What about hardware acceleration via Quicksync? Does that work when using an external GPU or just when using the iGPU?
No, you have to be using the CPU's GPU.
However, Lucid Logix makes an
application called Virtu that virtualizes your GPUs and allows you to use a discreet GPU and Intel's Quicksync simultaneously. Here's
a first look, and here's
a little follow up.
However, just to be clear, Intel's QuickSync is a GPU accelerated
video transcoding engine. It is, essentially, a hardware implementation of H.264. It does not accelerate video decoding at all (though DXVA can with supported filters).
Regarding GDDR5 cards versus a larger DDR3 frame buffer... The situation isn't always 100% clear, but a good rule of thumb for these kind of low-end cards is go for memory bandwidth and latency (speed) before size.
Mostly the large frame buffers (above 1GB certainly) are for storing high-resolution textures for gaming at 2550x1440 and above.
Low end GPUs are no where near powerful enough to drive
any modern highly textured game fast enough at those kinds of resolutions, so it isn't needed there. Larger memory sizes also can come into play when you are doing GPGPU tasks on very large data sets. The on-card RAM is essentially a giant cache. It is "closer to" the GPU, and usually operating at a much higher bandwidth than the onboard RAM (unless it comes with DDR3), and it doesn't have to go through the OS to allocate it, so it is generally faster than paging out to system RAM. However, the point of this is to keep the data pipeline in the GPU shaders filled, so the GPU doesn't spend time waiting for data to come from system RAM. So, it fills the buffers as it goes from system RAM, but if your GPU is fast, it can eat the data up faster than the system RAM can fill the buffer.
Low-end GPUs have so few shader units, and are so (relatively) slow, that they'll never burn through 512MB or 1GB of on-board RAM before the buffer can be trickle-refilled from the system RAM, which is also darn-fast in a modern Sandy Bridge CPU. They aren't fast enough at most tasks (except maybe contrived synthetic benchmarks) for it to matter. That's why in the old days they used to share system RAM. But RAM is so cheap now in volume that shady graphics card OEMs can slap 2GB on a puny card and sell it for much more than they could the same card with 512MB of RAM. It is used as a marketing vehicle, not for performance.

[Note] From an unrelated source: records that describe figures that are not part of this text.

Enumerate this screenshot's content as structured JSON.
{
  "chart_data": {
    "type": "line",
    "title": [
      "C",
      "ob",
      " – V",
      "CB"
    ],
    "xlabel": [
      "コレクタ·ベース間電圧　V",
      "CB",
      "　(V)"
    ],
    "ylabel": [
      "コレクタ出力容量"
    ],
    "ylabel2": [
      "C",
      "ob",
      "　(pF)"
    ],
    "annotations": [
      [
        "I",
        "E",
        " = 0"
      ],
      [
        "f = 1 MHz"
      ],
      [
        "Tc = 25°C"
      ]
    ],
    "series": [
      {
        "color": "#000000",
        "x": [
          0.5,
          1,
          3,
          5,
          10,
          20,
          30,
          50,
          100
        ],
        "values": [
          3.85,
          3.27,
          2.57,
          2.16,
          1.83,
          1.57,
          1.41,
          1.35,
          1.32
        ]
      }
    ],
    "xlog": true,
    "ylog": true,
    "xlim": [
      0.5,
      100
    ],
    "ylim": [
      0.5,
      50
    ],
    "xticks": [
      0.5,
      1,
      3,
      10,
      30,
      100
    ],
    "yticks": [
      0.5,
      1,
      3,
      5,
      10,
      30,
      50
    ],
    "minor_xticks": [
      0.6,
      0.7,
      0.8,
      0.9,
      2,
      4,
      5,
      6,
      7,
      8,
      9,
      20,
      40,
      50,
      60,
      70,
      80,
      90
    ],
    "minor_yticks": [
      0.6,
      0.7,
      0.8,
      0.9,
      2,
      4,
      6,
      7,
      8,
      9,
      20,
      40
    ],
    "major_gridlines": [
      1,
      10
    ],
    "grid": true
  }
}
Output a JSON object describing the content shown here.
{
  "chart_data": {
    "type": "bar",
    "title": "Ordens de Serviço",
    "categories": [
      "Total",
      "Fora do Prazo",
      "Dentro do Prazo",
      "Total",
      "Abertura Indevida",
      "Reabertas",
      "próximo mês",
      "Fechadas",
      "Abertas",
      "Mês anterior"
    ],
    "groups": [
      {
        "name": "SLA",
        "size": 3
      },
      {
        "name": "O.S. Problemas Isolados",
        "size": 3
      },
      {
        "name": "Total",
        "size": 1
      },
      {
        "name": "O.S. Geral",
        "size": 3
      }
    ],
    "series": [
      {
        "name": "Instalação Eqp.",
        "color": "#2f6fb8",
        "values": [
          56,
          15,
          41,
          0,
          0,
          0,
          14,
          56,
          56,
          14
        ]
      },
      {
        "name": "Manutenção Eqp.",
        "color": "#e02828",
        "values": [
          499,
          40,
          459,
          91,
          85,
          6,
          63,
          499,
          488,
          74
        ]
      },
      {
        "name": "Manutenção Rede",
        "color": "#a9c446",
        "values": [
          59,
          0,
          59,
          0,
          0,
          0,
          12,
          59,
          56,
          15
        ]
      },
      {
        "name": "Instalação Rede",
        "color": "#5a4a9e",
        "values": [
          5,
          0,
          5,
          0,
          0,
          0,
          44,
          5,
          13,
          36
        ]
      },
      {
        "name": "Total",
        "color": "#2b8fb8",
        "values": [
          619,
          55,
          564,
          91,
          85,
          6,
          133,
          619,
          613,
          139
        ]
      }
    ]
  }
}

I've explained elsewhere why judging a card purely based on GDDR5 vs GDDR4 vs DDR3 can be a large fallacy. What matters is not the RAM "type", but the data rate and latency. The data rate is a function of memory speed (bandwidth) and the GPU's memory controller width. If you take some GDDR5 chips running on 1 GPU that has a 256-bit memory bus, and compare it to the exact same chips running at the exact same "speed", but attached to a chip that has only a 128-bit bus, the latter will have literally 1/2 the over all data rate. Plus, GDDR5 RAM usually has
higher latency than DDR3 per-clock. It can run at such high clockspeeds that it, usually, still works out to be quicker in "real time" than the slower, lower-latency memory. But that only applies if the vendor is actually shipping high bandwidth GDDR5, and isn't buying bottom-of-the-bin RAM chips and slapping them on an old GPU with a tiny memory interface.
And, they do just that to sell them to people who don't understand the intricacies at higher margins.